The unique and characteristic pocket on an antibody that recognizes a specific antigen-its variable region-can itself act as an antigen. More precisely, the variable region contains a number of antigen-like segments, and these are known collectively as an idiotype. Like any other antigen, an idiotype can trigger complementary antibody. This second-round antibody is known as an antiidiotype. An antiidiotype, in turn, can trigger an antiantiidiotype. Like a series of mirrored reflections, the process can go on and on.

Interactions between idiotypes and antiidiotypes, it has been proposed, constitute a mechanism whereby the immune system regulates itself. According to the "network theory," not only antibodies but B cells and T cells carry-in their unique antigen-receptors-idiotypes. The B cells and T cells that proliferate in response to a certain antigen carry a complementary idiotype. Antiidiotype B cells secrete antiidiotype antibodies, which may neutralize the original idiotypes (antibodies), or bind to idiotypes on regulatory T cells. Alternatively, antiidiotypes may trigger antiantiidiotypes, creating a spiraling response within the network-turning on, amplifying, and shutting down immune responses.

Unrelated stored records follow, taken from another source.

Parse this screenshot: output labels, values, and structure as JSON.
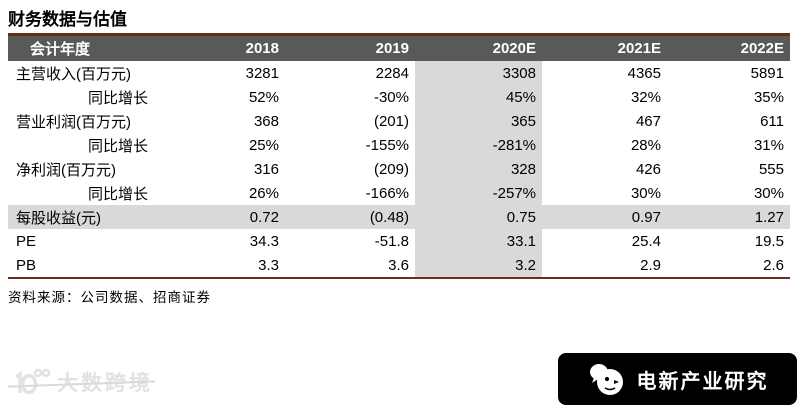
{
  "title": "财务数据与估值",
  "table": {
    "header": {
      "label": "会计年度",
      "years": [
        "2018",
        "2019",
        "2020E",
        "2021E",
        "2022E"
      ]
    },
    "highlight_column_index": 2,
    "rows": [
      {
        "label": "主营收入(百万元)",
        "indent": false,
        "highlight_row": false,
        "values": [
          "3281",
          "2284",
          "3308",
          "4365",
          "5891"
        ]
      },
      {
        "label": "同比增长",
        "indent": true,
        "highlight_row": false,
        "values": [
          "52%",
          "-30%",
          "45%",
          "32%",
          "35%"
        ]
      },
      {
        "label": "营业利润(百万元)",
        "indent": false,
        "highlight_row": false,
        "values": [
          "368",
          "(201)",
          "365",
          "467",
          "611"
        ]
      },
      {
        "label": "同比增长",
        "indent": true,
        "highlight_row": false,
        "values": [
          "25%",
          "-155%",
          "-281%",
          "28%",
          "31%"
        ]
      },
      {
        "label": "净利润(百万元)",
        "indent": false,
        "highlight_row": false,
        "values": [
          "316",
          "(209)",
          "328",
          "426",
          "555"
        ]
      },
      {
        "label": "同比增长",
        "indent": true,
        "highlight_row": false,
        "values": [
          "26%",
          "-166%",
          "-257%",
          "30%",
          "30%"
        ]
      },
      {
        "label": "每股收益(元)",
        "indent": false,
        "highlight_row": true,
        "values": [
          "0.72",
          "(0.48)",
          "0.75",
          "0.97",
          "1.27"
        ]
      },
      {
        "label": "PE",
        "indent": false,
        "highlight_row": false,
        "values": [
          "34.3",
          "-51.8",
          "33.1",
          "25.4",
          "19.5"
        ]
      },
      {
        "label": "PB",
        "indent": false,
        "highlight_row": false,
        "values": [
          "3.3",
          "3.6",
          "3.2",
          "2.9",
          "2.6"
        ]
      }
    ]
  },
  "source_note": "资料来源：公司数据、招商证券",
  "watermark_left": {
    "text": "大数跨境",
    "icon": "numeral-100-logo"
  },
  "watermark_right": {
    "text": "电新产业研究",
    "icon": "chick-logo"
  },
  "colors": {
    "accent_line": "#63301c",
    "header_bg": "#595959",
    "header_text": "#ffffff",
    "highlight": "#d9d9d9",
    "banner_bg": "#000000",
    "banner_text": "#ffffff",
    "watermark_gray": "#e2e2e2"
  }
}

The concept of the idiotype is being put to practical use today in the development of experimental antigen-free vaccines (Vaccines Through Biotechnology).

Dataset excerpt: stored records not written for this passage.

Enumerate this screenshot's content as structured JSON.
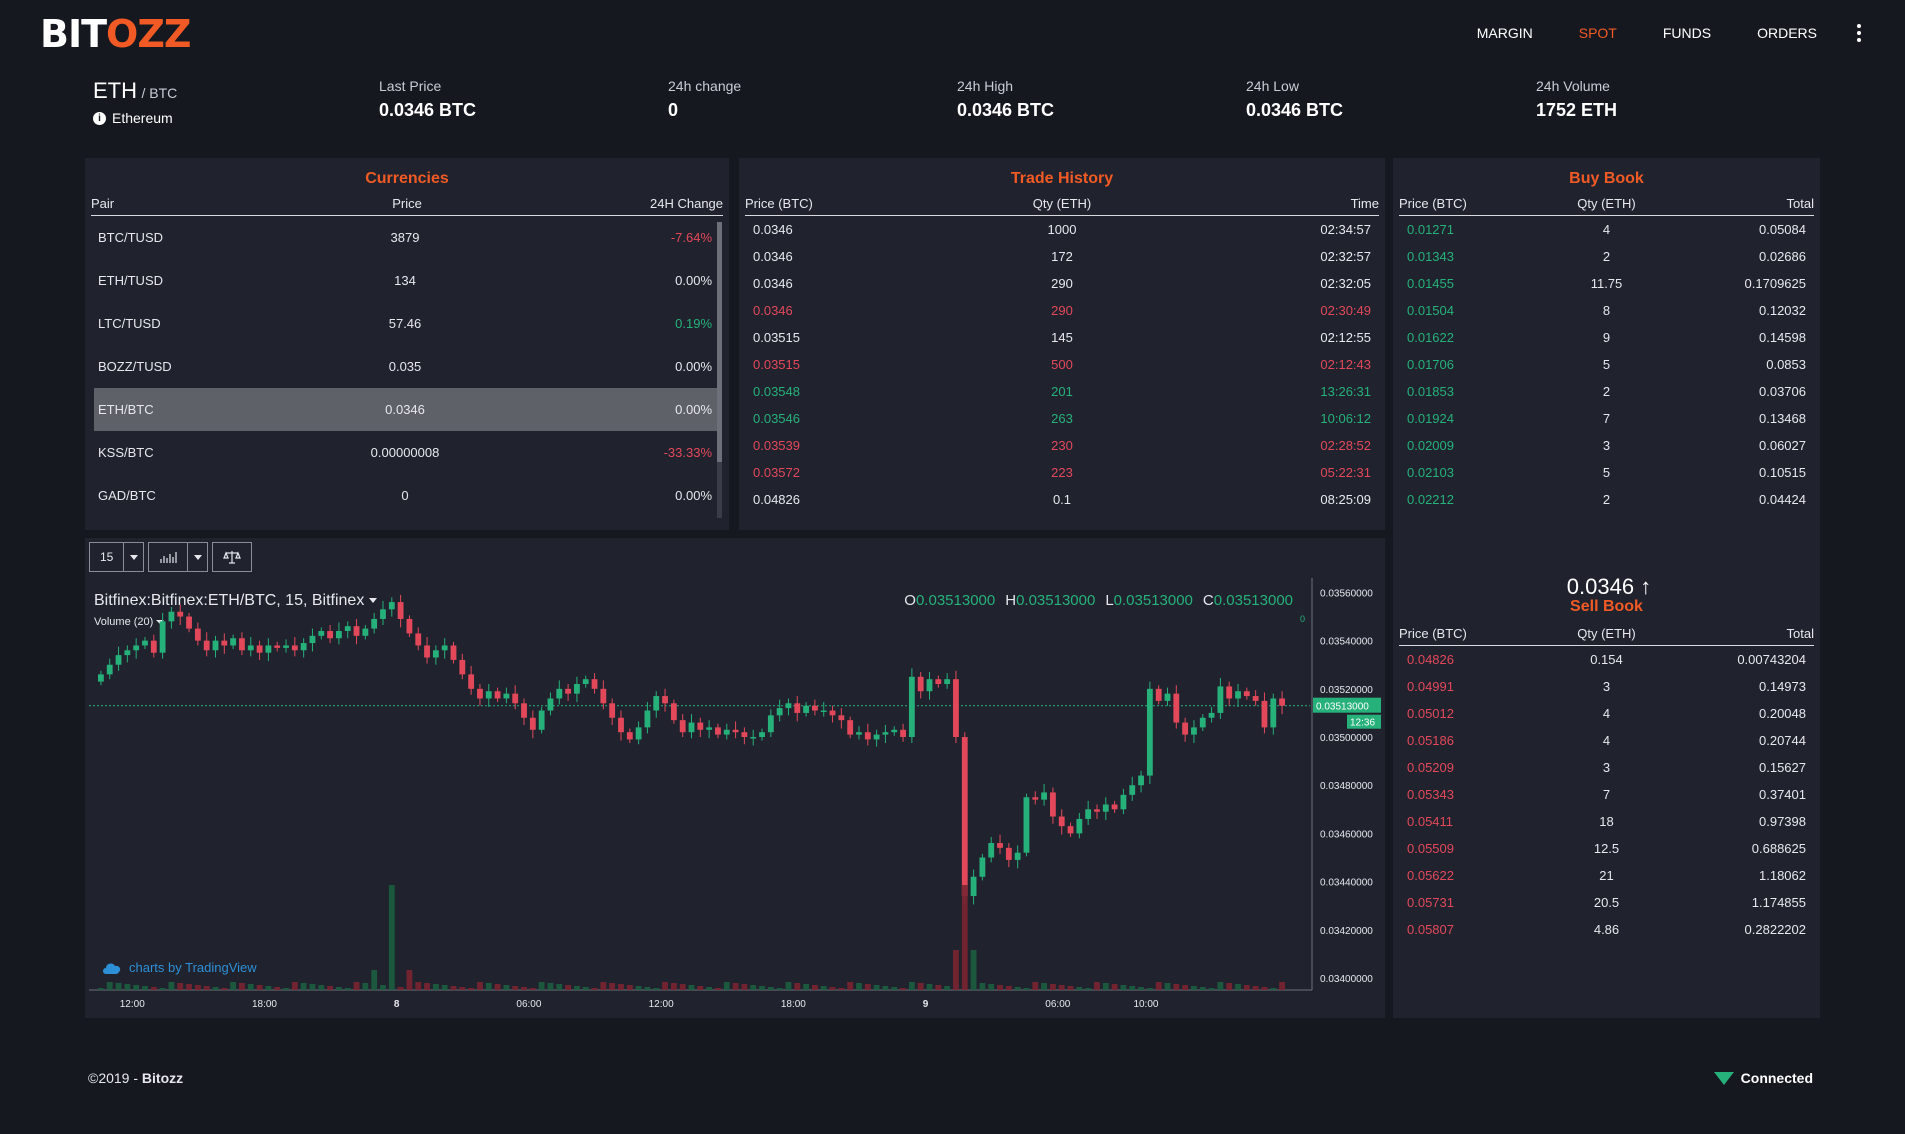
{
  "logo": {
    "part1": "BIT",
    "part2": "OZZ"
  },
  "nav": {
    "margin": "MARGIN",
    "spot": "SPOT",
    "funds": "FUNDS",
    "orders": "ORDERS"
  },
  "pair": {
    "base": "ETH",
    "quote": "/ BTC",
    "coin_name": "Ethereum"
  },
  "stats": {
    "last_price_label": "Last Price",
    "last_price": "0.0346 BTC",
    "change_label": "24h change",
    "change": "0",
    "high_label": "24h High",
    "high": "0.0346 BTC",
    "low_label": "24h Low",
    "low": "0.0346 BTC",
    "volume_label": "24h Volume",
    "volume": "1752 ETH"
  },
  "currencies": {
    "title": "Currencies",
    "headers": [
      "Pair",
      "Price",
      "24H Change"
    ],
    "rows": [
      {
        "pair": "BTC/TUSD",
        "price": "3879",
        "change": "-7.64%",
        "dir": "down"
      },
      {
        "pair": "ETH/TUSD",
        "price": "134",
        "change": "0.00%",
        "dir": "flat"
      },
      {
        "pair": "LTC/TUSD",
        "price": "57.46",
        "change": "0.19%",
        "dir": "up"
      },
      {
        "pair": "BOZZ/TUSD",
        "price": "0.035",
        "change": "0.00%",
        "dir": "flat"
      },
      {
        "pair": "ETH/BTC",
        "price": "0.0346",
        "change": "0.00%",
        "dir": "flat",
        "selected": true
      },
      {
        "pair": "KSS/BTC",
        "price": "0.00000008",
        "change": "-33.33%",
        "dir": "down"
      },
      {
        "pair": "GAD/BTC",
        "price": "0",
        "change": "0.00%",
        "dir": "flat"
      }
    ]
  },
  "trade_history": {
    "title": "Trade History",
    "headers": [
      "Price (BTC)",
      "Qty (ETH)",
      "Time"
    ],
    "rows": [
      {
        "price": "0.0346",
        "qty": "1000",
        "time": "02:34:57",
        "side": "neutral"
      },
      {
        "price": "0.0346",
        "qty": "172",
        "time": "02:32:57",
        "side": "neutral"
      },
      {
        "price": "0.0346",
        "qty": "290",
        "time": "02:32:05",
        "side": "neutral"
      },
      {
        "price": "0.0346",
        "qty": "290",
        "time": "02:30:49",
        "side": "sell"
      },
      {
        "price": "0.03515",
        "qty": "145",
        "time": "02:12:55",
        "side": "neutral"
      },
      {
        "price": "0.03515",
        "qty": "500",
        "time": "02:12:43",
        "side": "sell"
      },
      {
        "price": "0.03548",
        "qty": "201",
        "time": "13:26:31",
        "side": "buy"
      },
      {
        "price": "0.03546",
        "qty": "263",
        "time": "10:06:12",
        "side": "buy"
      },
      {
        "price": "0.03539",
        "qty": "230",
        "time": "02:28:52",
        "side": "sell"
      },
      {
        "price": "0.03572",
        "qty": "223",
        "time": "05:22:31",
        "side": "sell"
      },
      {
        "price": "0.04826",
        "qty": "0.1",
        "time": "08:25:09",
        "side": "neutral"
      }
    ]
  },
  "buy_book": {
    "title": "Buy Book",
    "headers": [
      "Price (BTC)",
      "Qty (ETH)",
      "Total"
    ],
    "rows": [
      {
        "price": "0.01271",
        "qty": "4",
        "total": "0.05084"
      },
      {
        "price": "0.01343",
        "qty": "2",
        "total": "0.02686"
      },
      {
        "price": "0.01455",
        "qty": "11.75",
        "total": "0.1709625"
      },
      {
        "price": "0.01504",
        "qty": "8",
        "total": "0.12032"
      },
      {
        "price": "0.01622",
        "qty": "9",
        "total": "0.14598"
      },
      {
        "price": "0.01706",
        "qty": "5",
        "total": "0.0853"
      },
      {
        "price": "0.01853",
        "qty": "2",
        "total": "0.03706"
      },
      {
        "price": "0.01924",
        "qty": "7",
        "total": "0.13468"
      },
      {
        "price": "0.02009",
        "qty": "3",
        "total": "0.06027"
      },
      {
        "price": "0.02103",
        "qty": "5",
        "total": "0.10515"
      },
      {
        "price": "0.02212",
        "qty": "2",
        "total": "0.04424"
      }
    ]
  },
  "last_trade": {
    "price": "0.0346",
    "arrow": "↑"
  },
  "sell_book": {
    "title": "Sell Book",
    "headers": [
      "Price (BTC)",
      "Qty (ETH)",
      "Total"
    ],
    "rows": [
      {
        "price": "0.04826",
        "qty": "0.154",
        "total": "0.00743204"
      },
      {
        "price": "0.04991",
        "qty": "3",
        "total": "0.14973"
      },
      {
        "price": "0.05012",
        "qty": "4",
        "total": "0.20048"
      },
      {
        "price": "0.05186",
        "qty": "4",
        "total": "0.20744"
      },
      {
        "price": "0.05209",
        "qty": "3",
        "total": "0.15627"
      },
      {
        "price": "0.05343",
        "qty": "7",
        "total": "0.37401"
      },
      {
        "price": "0.05411",
        "qty": "18",
        "total": "0.97398"
      },
      {
        "price": "0.05509",
        "qty": "12.5",
        "total": "0.688625"
      },
      {
        "price": "0.05622",
        "qty": "21",
        "total": "1.18062"
      },
      {
        "price": "0.05731",
        "qty": "20.5",
        "total": "1.174855"
      },
      {
        "price": "0.05807",
        "qty": "4.86",
        "total": "0.2822202"
      }
    ]
  },
  "chart": {
    "interval": "15",
    "title": "Bitfinex:Bitfinex:ETH/BTC, 15, Bitfinex",
    "volume_label": "Volume (20)",
    "volume_value": "0",
    "ohlc": {
      "o_label": "O",
      "o": "0.03513000",
      "h_label": "H",
      "h": "0.03513000",
      "l_label": "L",
      "l": "0.03513000",
      "c_label": "C",
      "c": "0.03513000"
    },
    "credit": "charts by TradingView",
    "price_ticks": [
      "0.03560000",
      "0.03540000",
      "0.03520000",
      "0.03500000",
      "0.03480000",
      "0.03460000",
      "0.03440000",
      "0.03420000",
      "0.03400000"
    ],
    "current_price": "0.03513000",
    "countdown": "12:36",
    "time_ticks": [
      "12:00",
      "18:00",
      "8",
      "06:00",
      "12:00",
      "18:00",
      "9",
      "06:00",
      "10:00"
    ],
    "colors": {
      "up": "#26b07a",
      "down": "#e2485a"
    }
  },
  "chart_data": {
    "type": "candlestick",
    "title": "Bitfinex:Bitfinex:ETH/BTC, 15, Bitfinex",
    "y_range": [
      0.03395,
      0.03566
    ],
    "x_ticks": [
      "12:00",
      "18:00",
      "8",
      "06:00",
      "12:00",
      "18:00",
      "9",
      "06:00",
      "10:00"
    ],
    "close": [
      0.03526,
      0.0353,
      0.03534,
      0.03536,
      0.03538,
      0.0354,
      0.03535,
      0.03548,
      0.03552,
      0.0355,
      0.03545,
      0.0354,
      0.03536,
      0.0354,
      0.03538,
      0.03541,
      0.03536,
      0.03538,
      0.03535,
      0.03538,
      0.03537,
      0.03538,
      0.03536,
      0.03539,
      0.03542,
      0.03544,
      0.03541,
      0.03544,
      0.03546,
      0.03542,
      0.03545,
      0.03549,
      0.03553,
      0.03556,
      0.03549,
      0.03543,
      0.03538,
      0.03533,
      0.03536,
      0.03538,
      0.03532,
      0.03526,
      0.0352,
      0.03516,
      0.03519,
      0.03516,
      0.03518,
      0.03514,
      0.03508,
      0.03503,
      0.03511,
      0.03516,
      0.0352,
      0.03518,
      0.03522,
      0.03524,
      0.0352,
      0.03514,
      0.03508,
      0.03502,
      0.03499,
      0.03504,
      0.03511,
      0.03517,
      0.03514,
      0.03507,
      0.03502,
      0.03506,
      0.03503,
      0.03504,
      0.03501,
      0.03503,
      0.03502,
      0.035,
      0.035,
      0.03502,
      0.03509,
      0.03512,
      0.03514,
      0.0351,
      0.03513,
      0.03511,
      0.03511,
      0.03509,
      0.03507,
      0.03501,
      0.03502,
      0.03499,
      0.03501,
      0.03502,
      0.03503,
      0.035,
      0.03525,
      0.03519,
      0.03524,
      0.03522,
      0.03524,
      0.035,
      0.03434,
      0.03442,
      0.0345,
      0.03456,
      0.03454,
      0.03449,
      0.03452,
      0.03475,
      0.03474,
      0.03477,
      0.03467,
      0.03463,
      0.0346,
      0.03466,
      0.0347,
      0.03469,
      0.03472,
      0.0347,
      0.03476,
      0.0348,
      0.03484,
      0.0352,
      0.03515,
      0.03518,
      0.03506,
      0.03501,
      0.03504,
      0.03508,
      0.0351,
      0.03521,
      0.03516,
      0.03519,
      0.03517,
      0.03515,
      0.03504,
      0.03516,
      0.03513
    ],
    "volume_spikes": [
      {
        "time_index": 33,
        "note": "large green"
      },
      {
        "time_index": 98,
        "note": "large red"
      }
    ]
  },
  "footer": {
    "copyright": "©2019 - ",
    "brand": "Bitozz",
    "status": "Connected"
  }
}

Microbes that breach the nonspecific barriers are confronted by specific weapons tailored to fit each one. These may be cellular responses directed both by cells, primarily T lymphocytes and their secretions (lymphokines), and against cells that have been infected. Or they may be humoral responses, the work of antibodies secreted by B lymphocytes into the body's fluids or humors.

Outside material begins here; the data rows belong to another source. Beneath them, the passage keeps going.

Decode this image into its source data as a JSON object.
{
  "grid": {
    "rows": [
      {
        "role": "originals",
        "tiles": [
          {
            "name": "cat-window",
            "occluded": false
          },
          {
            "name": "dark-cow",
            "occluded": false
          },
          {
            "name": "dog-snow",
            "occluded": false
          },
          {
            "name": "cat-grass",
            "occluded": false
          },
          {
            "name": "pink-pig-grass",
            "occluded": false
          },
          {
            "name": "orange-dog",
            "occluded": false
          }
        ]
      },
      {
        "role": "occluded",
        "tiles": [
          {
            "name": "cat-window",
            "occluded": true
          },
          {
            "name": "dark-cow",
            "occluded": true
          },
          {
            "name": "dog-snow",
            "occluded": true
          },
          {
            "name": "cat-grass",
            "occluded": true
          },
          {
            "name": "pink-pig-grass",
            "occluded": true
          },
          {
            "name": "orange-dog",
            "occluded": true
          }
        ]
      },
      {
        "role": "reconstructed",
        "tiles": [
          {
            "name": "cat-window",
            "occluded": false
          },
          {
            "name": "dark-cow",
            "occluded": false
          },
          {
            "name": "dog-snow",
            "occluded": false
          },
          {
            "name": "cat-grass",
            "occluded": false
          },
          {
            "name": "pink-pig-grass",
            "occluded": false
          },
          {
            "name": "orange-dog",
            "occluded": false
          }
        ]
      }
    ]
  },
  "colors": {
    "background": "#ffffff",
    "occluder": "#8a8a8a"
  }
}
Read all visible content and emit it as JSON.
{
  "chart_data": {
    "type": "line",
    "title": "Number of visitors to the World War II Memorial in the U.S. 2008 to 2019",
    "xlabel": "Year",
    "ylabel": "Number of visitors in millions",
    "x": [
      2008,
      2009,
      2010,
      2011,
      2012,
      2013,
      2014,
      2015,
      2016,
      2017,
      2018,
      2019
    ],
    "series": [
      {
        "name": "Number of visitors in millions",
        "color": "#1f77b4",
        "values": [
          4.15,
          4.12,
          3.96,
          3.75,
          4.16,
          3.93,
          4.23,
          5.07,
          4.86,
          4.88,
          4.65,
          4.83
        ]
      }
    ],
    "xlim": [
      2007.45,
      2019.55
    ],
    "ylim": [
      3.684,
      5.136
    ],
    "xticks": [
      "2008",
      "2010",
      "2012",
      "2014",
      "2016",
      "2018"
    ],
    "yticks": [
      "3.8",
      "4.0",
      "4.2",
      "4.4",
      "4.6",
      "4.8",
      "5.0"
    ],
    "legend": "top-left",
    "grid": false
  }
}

Most antigens are recognized by a limited number of specific immune cells ( and their offspring). A few antigens, however, are capable of rousing large classes of T cells, setting off an immune response so massive that it is harmful. Dubbed "superantigens," these substances include bacterial toxins such as those responsible for the toxic shock syndrome.

Although immunologists traditionally distinguished between cellular and humoral immunity, it has become increasingly clear that the two arms of the immune response are closely intertwined. Almost all antigens evoke both a humoral response and a cellular response-and most B cell responses require T cell help. In practice, however, one arm is usually more effective than the other, and regulatory mechanisms end up skewing the response toward either the cellular or the humoral side.

The cell-mediated response is initiated by a macrophage or other antigen-presenting cell. The antigen-presenting cell takes in the antigen, digests it, and then displays antigen fragments on its own surface. Bound to the antigen fragment is an MHC molecule. It takes both of these structures, together, to capture the T cell's attention.

A T cell whose receptor fits this antigen-MHC complex binds to it. The binding stimulates the antigen-presenting cell to secrete interleukins required for T cell activation and performance.

Before activated T cells can set to work, however, they need a second go-ahead signal. In a maneuver known as co-stimulation, the antigen-presenting cell displays a special molecule that engages specific receptor molecules on the T cell, including one known as CD28. Without co-stimulation, activated T cells fall into a state of unresponsiveness known as anergy. Anergy arrests T cell growth by blocking its ability to produce or respond to signals to proliferate.

Once up and going, some subsets of T cells synthesize and secrete lymphokines. Interleukin-2, for instance, spurs the growth of more T cells. Other lymphokines attract other immune cells-fresh macrophages, granulocytes, and other lymphocytes-to the site of the infection. Yet others direct the cells' activities once they arrive on the scene. Some subsets of T cells become killer (or cytotoxic) cells, and set out to track down body cells infected by viruses. And when the infection has been brought under control, suppressor T cells draw the immune response to a close.